Parenthesis Examples from Literature
—Even losing you (the joking voice, a gesture
I love) I shan’t have lied. It’s evident
the art of losing’s not too hard to master
though it may look like (Write it!) like disaster.
(From “One Art” by Elizabeth Bishop)
Bishop uses an abrupt excruciating parenthesis towards the end of the poem. For this, she uses brackets, for expressing understatement and for suggesting how to cope with losses through art by using “write it.”
“It is now necessary to warn you that your concern for the reader must be pure: you must sympathize with the reader’s plight (most readers are in trouble about half the time) but never seek to know the reader’s wants. Your whole duty as a writer is to please and satisfy yourself…”
(From “The Elements of Style” by William Strunk, Jr. and E.B. White)
The following style guidebook provides parenthetical information several times. Here you can see how author has explained the reader’s plight by giving descriptive sentence in brackets showing how readers are in trouble.
“A little gravel alley, too small to be marked with a street sign but known in the neighborhood as Shilling Alley, wound hazardously around our property and on down, past an untidy sequence of back buildings (chicken houses, barns out of plumb, a gun shop, a small lumber mill, a shack where a blind man lived, and the enchanted grotto of a garage whose cement floors had been waxed to the luster of ebony by oil drippings…silver water so cold it made your front teeth throb) on down to Lancaster Avenue, the main street, where the trolley cars ran.”

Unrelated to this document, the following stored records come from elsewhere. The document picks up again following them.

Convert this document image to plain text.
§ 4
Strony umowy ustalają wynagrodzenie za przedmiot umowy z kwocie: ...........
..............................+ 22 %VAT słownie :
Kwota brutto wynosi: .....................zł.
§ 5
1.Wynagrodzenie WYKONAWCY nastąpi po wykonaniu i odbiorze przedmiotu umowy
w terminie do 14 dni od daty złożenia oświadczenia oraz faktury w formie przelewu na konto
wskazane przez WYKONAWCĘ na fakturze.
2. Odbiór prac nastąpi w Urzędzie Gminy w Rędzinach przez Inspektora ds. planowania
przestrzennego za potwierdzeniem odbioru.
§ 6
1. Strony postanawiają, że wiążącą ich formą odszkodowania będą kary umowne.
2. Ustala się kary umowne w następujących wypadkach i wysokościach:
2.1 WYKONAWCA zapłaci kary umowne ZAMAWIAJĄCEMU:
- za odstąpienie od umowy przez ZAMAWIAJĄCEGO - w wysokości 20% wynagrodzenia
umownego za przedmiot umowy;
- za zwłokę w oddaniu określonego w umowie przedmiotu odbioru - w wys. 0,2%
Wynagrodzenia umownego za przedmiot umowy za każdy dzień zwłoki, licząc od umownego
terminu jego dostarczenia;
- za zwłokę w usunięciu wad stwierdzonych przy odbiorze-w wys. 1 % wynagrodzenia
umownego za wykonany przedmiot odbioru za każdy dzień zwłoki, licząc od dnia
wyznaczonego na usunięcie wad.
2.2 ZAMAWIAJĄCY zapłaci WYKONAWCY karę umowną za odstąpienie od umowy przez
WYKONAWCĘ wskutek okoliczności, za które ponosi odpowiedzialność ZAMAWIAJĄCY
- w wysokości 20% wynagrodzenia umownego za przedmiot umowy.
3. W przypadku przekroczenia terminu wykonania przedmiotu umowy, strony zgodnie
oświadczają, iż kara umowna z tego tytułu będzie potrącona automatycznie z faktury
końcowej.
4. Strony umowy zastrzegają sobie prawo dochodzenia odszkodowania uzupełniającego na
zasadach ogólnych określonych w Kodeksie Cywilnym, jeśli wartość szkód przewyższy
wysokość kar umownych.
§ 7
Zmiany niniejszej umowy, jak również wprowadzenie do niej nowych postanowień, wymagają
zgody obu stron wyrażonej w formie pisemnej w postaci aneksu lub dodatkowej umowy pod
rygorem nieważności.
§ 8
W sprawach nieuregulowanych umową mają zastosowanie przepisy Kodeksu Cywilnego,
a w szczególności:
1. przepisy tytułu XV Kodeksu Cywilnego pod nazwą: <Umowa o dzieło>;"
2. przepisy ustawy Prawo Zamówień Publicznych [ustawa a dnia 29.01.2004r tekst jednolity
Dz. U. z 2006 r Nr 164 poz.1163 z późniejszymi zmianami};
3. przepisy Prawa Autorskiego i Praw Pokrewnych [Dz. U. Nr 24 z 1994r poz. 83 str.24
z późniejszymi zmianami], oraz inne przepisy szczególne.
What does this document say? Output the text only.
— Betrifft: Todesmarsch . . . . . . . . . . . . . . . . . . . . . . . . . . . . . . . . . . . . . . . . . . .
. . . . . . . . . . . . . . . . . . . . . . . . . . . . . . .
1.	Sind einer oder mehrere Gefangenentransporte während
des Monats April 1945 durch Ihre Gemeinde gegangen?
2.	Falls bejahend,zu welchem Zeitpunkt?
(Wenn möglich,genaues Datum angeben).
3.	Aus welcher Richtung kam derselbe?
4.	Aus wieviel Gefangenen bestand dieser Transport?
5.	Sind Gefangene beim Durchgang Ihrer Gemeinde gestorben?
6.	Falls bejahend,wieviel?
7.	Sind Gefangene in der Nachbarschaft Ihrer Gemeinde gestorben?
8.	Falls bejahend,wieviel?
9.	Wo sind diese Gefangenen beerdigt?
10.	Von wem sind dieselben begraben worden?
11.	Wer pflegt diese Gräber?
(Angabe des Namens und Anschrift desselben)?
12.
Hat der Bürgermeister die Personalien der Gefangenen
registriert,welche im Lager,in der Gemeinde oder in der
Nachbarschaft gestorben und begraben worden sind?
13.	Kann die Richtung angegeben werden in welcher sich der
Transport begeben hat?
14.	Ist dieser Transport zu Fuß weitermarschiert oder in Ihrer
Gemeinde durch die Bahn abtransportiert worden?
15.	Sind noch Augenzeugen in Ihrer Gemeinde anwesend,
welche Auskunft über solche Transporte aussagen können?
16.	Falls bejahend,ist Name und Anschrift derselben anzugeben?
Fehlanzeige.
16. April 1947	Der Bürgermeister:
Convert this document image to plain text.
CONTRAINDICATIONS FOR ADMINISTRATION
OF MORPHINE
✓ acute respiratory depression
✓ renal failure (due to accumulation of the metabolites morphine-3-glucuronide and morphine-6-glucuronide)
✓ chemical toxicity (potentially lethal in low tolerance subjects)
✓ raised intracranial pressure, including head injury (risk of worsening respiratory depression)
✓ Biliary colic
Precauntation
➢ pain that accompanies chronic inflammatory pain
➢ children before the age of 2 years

(From “The Dogwood Tree: A Boyhood” by John Updike)
Look, the author has employed a detailed descriptive parenthesis in this passage. He explains in detail a sequence of untidy back buildings why they give such miserable look.
“[I]n Calormen, story-telling (whether the stories are true or made up) is a thing you’re taught, just as English boys and girls are taught essay-writing. The difference is that people want to hear the stories, whereas I never heard of anyone who wanted to read the essays.”
(From “The Horse and His Boy” by C.S. Lewis)
Lewis uses round brackets to describe the story, telling whether they are true or made up. He means to say people like to listen to a story, as they are not taught, whereas essays are taught. Hence, they seem boring.
‘Black dog’ is the mood of bottomless, suicidal despair suffered, most notoriously, by Winston Churchill (himself a kind of bulldog in nappies, a logo for Empire; growling and dribbling, wheezing smoke, swollen veins fired with brandy).”
(From “Lights Out for the Territory” by Iain Sinclair)
In this essay, Sinclair gives the readers a unique, enlightened, provocative, disturbing and utterly daring picture of modern city life of London and its people. In the process, he reveals a dark underbelly of London, as you can see his provocative understatement and parenthetical information about Churchill.
Function of Parenthesis
Parenthesis makes the statements more convincing, as it puts the readers in a right form from the very beginning where they read it as an explanation. However, its main function is to give more explanation and add emphasis, while its repeated use can cause focus and thus makes parenthetical insertions as a dominant feature of a sentence. It also offers the readers an insight into true feelings and opinions of characters and narrators, while they might tend to evade parenthetical information as unimportant. Doing this, parenthesis could leave them clueless to the actual purpose of a sentence. In addition, often it creates humorous effect by using hyperbole and understatements.